Il ajouta en voyant le sourire de Bucky :
"Et qu'il dise oui, bien sûr."
La voix de son petit ami traversa l'espace qui les séparait sans aucune difficulté :
"Quand tu veux, Stevie."
Les regards de toute l'assemblée se tournèrent vers le fond de la salle. Les murmures commencèrent quelques secondes plus tard :
C'est James Barnes.
Ce type est un criminel.
J'ai bien entendu, il a dit qu'il dise oui ?
Assassin.
Steve ne lâcha pas son petit ami des yeux pendant que les murmures enflaient.
Il a dit il.
Il devrait être en prison, voir exécuté.
Mais il a dit il.
Et Barnes a répondu.
Attendez, ça veut dire ce que je crois que ca veut dire ?
La jeune journaliste qui avait posé la première question se leva et cria au dessus de la cacophonie ambiante, visiblement ravie :
"Vous voulez dire que Captain America est gay ?"
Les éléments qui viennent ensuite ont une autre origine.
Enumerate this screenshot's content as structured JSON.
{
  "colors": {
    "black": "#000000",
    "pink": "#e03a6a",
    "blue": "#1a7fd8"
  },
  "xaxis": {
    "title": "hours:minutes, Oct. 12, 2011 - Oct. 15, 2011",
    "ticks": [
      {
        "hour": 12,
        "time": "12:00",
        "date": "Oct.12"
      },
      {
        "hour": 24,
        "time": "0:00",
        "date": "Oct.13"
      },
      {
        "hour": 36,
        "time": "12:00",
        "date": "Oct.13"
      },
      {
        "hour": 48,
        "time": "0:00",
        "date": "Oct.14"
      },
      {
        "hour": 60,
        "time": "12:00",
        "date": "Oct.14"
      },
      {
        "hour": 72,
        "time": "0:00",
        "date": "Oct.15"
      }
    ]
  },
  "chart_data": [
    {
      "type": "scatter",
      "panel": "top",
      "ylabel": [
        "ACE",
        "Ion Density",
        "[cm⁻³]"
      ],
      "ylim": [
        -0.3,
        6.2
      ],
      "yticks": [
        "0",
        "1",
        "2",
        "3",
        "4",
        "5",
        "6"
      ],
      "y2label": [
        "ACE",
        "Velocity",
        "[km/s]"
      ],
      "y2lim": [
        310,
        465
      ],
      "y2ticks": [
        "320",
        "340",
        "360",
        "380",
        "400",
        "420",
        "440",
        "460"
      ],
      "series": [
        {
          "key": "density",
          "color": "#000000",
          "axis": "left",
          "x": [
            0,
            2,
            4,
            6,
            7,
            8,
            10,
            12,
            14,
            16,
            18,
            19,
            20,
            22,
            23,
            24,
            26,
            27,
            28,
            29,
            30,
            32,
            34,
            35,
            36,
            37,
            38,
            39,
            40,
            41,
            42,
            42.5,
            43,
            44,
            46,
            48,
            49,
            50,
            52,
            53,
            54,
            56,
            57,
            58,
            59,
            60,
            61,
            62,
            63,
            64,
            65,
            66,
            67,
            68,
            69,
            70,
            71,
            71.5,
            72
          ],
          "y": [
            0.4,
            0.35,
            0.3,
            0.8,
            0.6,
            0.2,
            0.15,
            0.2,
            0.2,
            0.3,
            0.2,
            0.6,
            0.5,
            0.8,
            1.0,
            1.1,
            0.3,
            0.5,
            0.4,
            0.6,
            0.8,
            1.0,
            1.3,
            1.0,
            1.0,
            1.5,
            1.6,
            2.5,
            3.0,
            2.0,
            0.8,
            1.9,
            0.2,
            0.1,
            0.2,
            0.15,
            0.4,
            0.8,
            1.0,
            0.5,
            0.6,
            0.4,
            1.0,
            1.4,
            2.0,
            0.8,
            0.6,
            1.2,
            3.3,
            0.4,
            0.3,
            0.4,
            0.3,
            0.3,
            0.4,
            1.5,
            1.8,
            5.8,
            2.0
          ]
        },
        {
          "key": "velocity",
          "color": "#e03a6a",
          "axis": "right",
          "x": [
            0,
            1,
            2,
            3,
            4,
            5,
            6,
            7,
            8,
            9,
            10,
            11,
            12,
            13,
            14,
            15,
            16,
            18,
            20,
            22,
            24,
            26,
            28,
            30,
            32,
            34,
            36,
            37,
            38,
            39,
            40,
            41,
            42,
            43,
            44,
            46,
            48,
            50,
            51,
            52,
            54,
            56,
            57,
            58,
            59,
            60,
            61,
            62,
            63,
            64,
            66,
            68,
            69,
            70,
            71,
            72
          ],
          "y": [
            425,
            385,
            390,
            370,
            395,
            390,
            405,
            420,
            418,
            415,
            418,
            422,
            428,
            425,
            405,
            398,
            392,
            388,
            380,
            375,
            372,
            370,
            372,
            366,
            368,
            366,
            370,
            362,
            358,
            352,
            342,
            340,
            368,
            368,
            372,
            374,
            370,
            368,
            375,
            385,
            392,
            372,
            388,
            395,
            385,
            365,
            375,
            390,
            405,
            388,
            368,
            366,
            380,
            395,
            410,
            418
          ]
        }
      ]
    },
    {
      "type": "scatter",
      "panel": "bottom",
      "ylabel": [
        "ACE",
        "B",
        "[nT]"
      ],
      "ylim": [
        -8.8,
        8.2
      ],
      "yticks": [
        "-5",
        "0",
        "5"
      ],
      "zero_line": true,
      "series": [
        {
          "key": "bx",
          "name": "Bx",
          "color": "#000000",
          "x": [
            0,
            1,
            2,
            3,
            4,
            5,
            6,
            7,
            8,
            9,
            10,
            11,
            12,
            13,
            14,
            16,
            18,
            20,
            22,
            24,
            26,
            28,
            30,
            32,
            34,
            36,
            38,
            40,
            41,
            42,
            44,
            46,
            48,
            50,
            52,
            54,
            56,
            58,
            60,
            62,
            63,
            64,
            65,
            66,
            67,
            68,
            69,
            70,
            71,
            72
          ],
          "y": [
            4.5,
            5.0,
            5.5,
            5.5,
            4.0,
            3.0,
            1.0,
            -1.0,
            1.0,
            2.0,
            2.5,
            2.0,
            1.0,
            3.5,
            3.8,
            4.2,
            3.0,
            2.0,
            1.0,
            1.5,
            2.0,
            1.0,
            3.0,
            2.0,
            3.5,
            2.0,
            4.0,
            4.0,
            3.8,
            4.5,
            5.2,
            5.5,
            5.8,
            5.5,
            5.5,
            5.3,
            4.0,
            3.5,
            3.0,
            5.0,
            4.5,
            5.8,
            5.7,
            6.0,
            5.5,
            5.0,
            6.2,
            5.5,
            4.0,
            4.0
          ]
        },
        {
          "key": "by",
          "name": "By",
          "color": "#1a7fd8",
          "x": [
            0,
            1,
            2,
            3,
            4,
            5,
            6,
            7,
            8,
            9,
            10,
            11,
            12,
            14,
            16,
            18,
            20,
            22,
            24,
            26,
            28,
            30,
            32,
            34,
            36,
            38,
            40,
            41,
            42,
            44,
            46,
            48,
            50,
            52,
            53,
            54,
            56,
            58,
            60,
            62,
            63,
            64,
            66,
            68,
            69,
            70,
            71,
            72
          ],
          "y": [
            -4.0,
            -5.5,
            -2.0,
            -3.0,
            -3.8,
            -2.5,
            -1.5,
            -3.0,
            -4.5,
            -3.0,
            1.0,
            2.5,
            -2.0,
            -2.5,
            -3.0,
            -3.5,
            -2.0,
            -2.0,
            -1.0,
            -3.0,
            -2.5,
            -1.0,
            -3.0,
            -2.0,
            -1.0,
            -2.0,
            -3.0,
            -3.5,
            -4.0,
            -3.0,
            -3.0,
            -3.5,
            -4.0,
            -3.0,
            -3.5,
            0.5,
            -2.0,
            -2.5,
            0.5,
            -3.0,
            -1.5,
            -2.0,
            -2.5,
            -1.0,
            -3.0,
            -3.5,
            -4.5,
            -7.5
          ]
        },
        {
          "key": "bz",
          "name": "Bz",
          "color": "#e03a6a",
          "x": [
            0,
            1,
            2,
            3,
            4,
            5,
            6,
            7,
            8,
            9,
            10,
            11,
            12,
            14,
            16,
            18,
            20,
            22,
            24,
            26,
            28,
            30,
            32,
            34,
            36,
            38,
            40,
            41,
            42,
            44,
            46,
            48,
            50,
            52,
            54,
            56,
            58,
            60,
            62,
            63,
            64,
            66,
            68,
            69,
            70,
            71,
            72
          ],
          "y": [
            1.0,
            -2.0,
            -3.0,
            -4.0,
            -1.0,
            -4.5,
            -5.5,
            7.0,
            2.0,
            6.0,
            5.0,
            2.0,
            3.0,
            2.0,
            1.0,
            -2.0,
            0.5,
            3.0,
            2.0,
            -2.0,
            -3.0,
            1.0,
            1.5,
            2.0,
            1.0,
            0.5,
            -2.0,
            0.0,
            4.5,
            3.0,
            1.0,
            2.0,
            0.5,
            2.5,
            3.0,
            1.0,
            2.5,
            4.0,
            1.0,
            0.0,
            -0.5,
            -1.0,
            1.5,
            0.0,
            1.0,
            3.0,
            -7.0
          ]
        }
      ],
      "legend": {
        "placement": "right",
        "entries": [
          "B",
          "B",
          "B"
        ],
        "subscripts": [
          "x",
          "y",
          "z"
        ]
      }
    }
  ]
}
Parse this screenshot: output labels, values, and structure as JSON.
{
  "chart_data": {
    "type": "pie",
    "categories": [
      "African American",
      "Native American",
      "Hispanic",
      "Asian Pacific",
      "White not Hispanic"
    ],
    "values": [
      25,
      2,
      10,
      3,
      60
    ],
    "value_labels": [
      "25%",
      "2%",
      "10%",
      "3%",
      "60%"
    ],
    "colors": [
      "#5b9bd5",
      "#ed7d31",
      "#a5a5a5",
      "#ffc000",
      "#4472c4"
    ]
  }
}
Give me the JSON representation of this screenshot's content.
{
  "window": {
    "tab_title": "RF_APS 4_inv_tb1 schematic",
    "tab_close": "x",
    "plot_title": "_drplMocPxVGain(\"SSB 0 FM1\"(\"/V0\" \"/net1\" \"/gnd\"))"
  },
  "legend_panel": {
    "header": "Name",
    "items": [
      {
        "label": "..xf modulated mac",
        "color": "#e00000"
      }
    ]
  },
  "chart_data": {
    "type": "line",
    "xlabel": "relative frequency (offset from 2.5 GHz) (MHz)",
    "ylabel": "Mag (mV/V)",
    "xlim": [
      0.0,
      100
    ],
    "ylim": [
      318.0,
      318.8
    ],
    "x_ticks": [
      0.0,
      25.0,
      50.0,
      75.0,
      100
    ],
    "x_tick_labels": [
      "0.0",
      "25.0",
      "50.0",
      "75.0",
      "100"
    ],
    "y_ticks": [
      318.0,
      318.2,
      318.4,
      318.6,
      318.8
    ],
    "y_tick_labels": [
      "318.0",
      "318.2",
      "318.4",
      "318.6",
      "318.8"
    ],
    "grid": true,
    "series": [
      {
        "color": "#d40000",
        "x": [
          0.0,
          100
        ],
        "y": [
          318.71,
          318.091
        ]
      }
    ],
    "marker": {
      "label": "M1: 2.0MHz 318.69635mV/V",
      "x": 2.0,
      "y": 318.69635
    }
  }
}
Un grand sourire ornait son visage pendant qu'elle attendait sa réponse. Il sourit à son tour avant de lui dire :
"On n'avait pas toutes ces étiquettes de mon temps. Je ne sais pas trop ce que je suis, mais si par là vous entendez que j'aime cet homme là-bas, la réponse est oui. Ca a toujours été le cas et je suis bien trop têtu pour que ça change un jour."
Il avait fini de dire ce qu'il était venu annoncer et il quitta la salle sous une avalanche de cris de surprises et de questions.